Jeewan Dangol, a member of the Bagmati Provincial Assembly, also shares the view.
“If they had wished to honour Sankhadhar Sakhwa and Padma Ratna Tuladhar, they should have sought a different place. This just disregards the point of why they were doing it in the first place,” she said.
One Twitter user last Saturday pointed out how there already is a Sankhadhar Sakhwa park along the Bishnumati promenade which today remains unmanaged and abandoned.
Kathmandu Metropolitan City could even have built a different park to commemorate the contributions of Sankhadhar Sakhwa and Padma Ratna Tuladhar, according to others.
“We don’t have enough open spaces, and they could have invested in a new open space or looked to accumulate the history in the open spaces that already exist in alignment with their contribution,” said Shrestha, the coordinator of Occupy Tundikhel.
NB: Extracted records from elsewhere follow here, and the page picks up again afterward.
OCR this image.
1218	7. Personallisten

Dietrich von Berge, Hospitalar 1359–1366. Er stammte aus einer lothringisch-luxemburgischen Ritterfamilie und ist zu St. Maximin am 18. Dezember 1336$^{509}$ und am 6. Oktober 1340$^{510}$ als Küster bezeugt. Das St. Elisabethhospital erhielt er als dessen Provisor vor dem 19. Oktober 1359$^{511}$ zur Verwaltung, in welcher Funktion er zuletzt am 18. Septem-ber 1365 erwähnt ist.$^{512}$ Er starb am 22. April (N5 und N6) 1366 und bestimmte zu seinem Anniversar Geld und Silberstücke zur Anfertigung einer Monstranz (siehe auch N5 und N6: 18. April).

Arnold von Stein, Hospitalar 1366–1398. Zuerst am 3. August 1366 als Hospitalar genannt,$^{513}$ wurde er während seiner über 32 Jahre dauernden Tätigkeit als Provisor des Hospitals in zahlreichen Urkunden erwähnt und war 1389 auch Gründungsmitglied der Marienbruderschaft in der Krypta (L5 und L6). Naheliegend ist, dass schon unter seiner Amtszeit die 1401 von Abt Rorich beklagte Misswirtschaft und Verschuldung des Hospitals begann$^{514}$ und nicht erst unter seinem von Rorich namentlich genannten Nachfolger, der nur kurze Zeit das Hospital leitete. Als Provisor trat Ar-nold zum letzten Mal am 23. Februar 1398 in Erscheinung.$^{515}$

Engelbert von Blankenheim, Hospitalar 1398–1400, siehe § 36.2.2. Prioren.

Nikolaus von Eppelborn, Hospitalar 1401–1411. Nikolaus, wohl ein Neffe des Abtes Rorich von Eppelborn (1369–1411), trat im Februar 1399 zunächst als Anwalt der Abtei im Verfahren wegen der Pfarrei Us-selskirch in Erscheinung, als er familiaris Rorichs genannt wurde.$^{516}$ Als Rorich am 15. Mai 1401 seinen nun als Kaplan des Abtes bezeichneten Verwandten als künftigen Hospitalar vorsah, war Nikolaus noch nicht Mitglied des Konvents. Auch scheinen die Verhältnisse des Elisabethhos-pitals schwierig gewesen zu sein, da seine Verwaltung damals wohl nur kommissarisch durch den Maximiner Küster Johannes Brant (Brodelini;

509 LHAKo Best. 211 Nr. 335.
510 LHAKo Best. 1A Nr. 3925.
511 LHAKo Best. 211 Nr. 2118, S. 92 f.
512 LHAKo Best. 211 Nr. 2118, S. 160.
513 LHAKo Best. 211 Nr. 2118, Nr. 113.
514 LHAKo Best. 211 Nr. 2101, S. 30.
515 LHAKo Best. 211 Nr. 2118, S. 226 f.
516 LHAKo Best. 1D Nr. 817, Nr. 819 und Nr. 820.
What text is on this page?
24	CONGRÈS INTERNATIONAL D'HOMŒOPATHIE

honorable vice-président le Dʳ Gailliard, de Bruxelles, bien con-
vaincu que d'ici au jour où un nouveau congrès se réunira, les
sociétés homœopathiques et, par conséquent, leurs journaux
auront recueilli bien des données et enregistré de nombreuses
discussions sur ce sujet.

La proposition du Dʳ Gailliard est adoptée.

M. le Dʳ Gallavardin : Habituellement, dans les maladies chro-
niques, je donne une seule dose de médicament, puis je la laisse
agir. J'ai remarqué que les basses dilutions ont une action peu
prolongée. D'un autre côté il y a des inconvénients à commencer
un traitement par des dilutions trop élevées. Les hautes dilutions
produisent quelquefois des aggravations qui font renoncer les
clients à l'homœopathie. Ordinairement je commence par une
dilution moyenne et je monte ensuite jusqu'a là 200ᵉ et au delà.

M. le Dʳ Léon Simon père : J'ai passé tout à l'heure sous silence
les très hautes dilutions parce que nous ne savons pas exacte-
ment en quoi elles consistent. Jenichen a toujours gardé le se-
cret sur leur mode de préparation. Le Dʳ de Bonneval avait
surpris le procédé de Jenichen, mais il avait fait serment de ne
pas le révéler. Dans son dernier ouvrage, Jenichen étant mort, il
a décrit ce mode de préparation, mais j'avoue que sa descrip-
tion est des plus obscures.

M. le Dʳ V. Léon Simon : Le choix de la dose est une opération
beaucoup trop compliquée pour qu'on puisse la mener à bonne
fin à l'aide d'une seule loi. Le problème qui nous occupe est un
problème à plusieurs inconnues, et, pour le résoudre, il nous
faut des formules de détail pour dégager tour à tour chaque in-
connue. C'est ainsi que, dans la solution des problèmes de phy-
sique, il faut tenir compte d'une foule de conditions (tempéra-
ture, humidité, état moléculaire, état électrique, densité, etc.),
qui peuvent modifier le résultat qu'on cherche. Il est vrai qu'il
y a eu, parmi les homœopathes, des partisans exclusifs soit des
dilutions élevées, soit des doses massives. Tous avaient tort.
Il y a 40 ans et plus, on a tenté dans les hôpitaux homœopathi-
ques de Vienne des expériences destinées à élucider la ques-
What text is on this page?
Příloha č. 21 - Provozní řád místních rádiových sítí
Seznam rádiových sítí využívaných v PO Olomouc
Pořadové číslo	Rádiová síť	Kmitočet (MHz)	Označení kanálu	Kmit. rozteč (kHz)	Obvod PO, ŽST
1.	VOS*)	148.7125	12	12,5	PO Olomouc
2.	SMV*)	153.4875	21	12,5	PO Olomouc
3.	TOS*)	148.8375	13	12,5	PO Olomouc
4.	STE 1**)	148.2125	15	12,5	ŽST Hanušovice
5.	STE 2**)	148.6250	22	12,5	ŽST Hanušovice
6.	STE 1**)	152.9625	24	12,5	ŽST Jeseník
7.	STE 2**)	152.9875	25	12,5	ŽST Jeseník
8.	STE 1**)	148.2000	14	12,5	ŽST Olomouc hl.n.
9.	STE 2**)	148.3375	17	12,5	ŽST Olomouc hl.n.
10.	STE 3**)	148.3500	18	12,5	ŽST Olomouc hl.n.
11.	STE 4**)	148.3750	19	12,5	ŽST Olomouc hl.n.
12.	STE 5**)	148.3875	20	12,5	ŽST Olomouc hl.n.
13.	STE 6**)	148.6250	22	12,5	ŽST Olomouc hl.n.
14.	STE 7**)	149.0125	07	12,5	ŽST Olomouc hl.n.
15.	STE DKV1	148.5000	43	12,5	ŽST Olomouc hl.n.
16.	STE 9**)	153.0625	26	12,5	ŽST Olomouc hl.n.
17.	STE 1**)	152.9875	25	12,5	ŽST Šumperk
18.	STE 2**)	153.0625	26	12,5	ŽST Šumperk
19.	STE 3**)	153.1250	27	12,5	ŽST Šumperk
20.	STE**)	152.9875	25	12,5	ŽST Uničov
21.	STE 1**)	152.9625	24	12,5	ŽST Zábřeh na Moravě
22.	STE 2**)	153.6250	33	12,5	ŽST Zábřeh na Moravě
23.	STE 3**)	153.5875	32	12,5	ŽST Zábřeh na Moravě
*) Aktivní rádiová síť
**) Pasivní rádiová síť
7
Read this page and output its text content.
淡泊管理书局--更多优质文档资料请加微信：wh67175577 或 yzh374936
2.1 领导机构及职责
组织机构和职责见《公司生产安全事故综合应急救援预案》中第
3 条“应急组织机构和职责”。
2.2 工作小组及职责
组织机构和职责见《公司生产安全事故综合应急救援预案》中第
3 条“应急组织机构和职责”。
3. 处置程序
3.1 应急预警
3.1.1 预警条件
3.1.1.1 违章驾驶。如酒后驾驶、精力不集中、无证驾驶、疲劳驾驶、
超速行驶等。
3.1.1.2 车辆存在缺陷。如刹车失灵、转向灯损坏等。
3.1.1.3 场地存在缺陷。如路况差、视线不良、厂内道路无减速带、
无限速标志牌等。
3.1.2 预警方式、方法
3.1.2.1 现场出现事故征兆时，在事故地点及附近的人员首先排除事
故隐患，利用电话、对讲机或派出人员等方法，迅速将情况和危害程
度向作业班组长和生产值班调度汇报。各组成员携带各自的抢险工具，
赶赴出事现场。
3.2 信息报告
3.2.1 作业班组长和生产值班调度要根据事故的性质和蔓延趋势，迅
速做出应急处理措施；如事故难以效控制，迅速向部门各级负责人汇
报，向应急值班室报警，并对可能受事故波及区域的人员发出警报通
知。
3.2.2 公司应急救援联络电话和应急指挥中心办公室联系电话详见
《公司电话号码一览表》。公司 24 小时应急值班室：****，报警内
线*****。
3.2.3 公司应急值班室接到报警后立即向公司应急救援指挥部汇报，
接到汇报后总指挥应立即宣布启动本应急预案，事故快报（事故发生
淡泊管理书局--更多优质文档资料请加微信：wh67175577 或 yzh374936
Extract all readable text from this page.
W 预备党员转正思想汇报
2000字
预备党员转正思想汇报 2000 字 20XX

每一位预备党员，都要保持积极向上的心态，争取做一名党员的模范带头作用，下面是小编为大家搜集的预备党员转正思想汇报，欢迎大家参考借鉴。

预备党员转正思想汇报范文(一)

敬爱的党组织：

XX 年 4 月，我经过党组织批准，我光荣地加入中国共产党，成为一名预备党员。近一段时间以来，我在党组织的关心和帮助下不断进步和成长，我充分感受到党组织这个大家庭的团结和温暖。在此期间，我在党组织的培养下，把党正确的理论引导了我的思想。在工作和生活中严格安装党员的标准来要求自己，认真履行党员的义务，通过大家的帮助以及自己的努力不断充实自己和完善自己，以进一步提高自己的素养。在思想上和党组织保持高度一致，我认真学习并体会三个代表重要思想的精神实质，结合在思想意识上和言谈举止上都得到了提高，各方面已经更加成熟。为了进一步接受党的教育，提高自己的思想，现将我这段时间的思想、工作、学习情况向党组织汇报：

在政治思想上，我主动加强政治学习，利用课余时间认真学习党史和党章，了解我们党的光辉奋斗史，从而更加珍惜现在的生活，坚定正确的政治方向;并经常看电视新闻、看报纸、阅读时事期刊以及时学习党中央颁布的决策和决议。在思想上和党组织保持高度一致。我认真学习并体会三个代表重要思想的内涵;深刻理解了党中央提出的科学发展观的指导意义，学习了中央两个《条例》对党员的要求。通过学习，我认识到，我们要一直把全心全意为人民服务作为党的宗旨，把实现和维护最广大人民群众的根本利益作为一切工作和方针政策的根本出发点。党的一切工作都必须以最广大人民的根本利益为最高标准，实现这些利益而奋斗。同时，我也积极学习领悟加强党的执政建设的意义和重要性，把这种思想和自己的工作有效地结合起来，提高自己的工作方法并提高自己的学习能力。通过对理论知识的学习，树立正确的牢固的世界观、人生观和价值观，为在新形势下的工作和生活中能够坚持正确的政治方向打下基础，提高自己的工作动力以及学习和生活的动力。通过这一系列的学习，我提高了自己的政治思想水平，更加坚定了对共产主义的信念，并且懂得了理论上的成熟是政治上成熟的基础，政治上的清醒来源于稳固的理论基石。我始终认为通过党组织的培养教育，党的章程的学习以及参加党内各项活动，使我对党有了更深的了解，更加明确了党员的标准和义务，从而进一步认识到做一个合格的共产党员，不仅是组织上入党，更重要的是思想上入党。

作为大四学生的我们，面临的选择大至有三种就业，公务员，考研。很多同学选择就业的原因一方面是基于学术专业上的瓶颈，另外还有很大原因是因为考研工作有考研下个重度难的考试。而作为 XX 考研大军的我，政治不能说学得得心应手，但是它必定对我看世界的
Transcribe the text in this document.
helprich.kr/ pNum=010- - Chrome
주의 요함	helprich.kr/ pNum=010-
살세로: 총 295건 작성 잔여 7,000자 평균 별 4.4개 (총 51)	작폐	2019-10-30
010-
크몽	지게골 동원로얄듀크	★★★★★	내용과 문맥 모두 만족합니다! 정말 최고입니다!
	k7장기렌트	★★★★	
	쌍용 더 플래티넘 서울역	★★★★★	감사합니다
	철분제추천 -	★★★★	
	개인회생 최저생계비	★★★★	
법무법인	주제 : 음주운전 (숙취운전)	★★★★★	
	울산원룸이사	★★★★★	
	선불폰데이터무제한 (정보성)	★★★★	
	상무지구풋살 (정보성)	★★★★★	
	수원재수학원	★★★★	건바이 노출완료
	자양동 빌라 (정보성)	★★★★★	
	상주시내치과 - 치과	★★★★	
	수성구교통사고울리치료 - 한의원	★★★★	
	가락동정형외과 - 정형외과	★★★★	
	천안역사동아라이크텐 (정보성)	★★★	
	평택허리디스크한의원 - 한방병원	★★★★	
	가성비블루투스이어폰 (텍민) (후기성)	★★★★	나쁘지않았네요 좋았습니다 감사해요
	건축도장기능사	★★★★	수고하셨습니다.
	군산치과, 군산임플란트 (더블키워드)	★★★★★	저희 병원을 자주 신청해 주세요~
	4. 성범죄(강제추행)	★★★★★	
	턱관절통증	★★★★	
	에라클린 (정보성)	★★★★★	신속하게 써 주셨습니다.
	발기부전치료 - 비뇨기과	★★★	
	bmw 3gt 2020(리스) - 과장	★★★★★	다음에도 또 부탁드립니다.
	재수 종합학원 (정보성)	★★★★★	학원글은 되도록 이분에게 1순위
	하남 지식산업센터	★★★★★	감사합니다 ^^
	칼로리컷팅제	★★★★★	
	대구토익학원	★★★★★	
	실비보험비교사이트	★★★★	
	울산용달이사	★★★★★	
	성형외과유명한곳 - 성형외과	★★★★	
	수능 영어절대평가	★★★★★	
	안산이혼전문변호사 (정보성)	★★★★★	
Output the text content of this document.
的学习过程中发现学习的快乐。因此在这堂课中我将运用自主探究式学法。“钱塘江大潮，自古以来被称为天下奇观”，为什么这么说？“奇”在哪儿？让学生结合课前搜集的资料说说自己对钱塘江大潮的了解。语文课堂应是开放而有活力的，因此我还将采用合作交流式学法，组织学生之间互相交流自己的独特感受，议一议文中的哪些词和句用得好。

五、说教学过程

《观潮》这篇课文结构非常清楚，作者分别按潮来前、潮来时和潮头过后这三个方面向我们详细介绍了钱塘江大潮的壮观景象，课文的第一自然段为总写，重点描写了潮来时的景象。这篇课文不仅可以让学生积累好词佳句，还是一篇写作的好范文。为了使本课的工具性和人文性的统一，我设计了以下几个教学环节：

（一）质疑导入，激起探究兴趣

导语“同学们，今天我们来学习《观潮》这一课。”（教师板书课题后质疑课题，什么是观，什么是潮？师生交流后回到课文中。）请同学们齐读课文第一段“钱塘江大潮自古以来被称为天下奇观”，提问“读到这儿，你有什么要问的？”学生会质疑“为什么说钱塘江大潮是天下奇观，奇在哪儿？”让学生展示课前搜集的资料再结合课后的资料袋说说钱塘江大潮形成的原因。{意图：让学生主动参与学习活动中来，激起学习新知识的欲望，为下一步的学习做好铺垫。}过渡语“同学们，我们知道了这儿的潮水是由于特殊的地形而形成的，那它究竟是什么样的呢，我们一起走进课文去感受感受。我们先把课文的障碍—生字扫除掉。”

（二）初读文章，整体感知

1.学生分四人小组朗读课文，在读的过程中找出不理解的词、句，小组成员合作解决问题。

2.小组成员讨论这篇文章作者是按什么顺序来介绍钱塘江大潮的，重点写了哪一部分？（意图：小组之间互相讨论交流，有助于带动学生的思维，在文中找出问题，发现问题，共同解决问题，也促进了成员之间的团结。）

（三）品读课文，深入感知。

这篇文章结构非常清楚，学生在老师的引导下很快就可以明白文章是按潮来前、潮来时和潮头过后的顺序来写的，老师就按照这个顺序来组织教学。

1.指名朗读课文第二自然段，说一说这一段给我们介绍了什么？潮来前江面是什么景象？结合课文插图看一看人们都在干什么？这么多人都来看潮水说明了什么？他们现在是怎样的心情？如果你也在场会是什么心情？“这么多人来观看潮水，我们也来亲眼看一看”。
There, however, is an overwhelming consensus that the two figures have to be given their dues and their contributions commemorated.
“I think it is great that KMC wanted to acknowledge Sakhwa and Tuladhar. It is admirable no doubt but in choosing a space that already has a history, they are wrong,” said Tamot. “For a new name replaces history and the mark of a time. But they both have independent identities.”
Others see that this move by Kathmandu Metropolitan City could set a precedence for more unpleasantness and unnecessary debate.
“There are just so many names we already have attached to a certain history, and if we are to change them, this will unravel in a never-ending process; we don’t need to rewrite history. But this is now going to go on,” said Jeevan, the political commentator.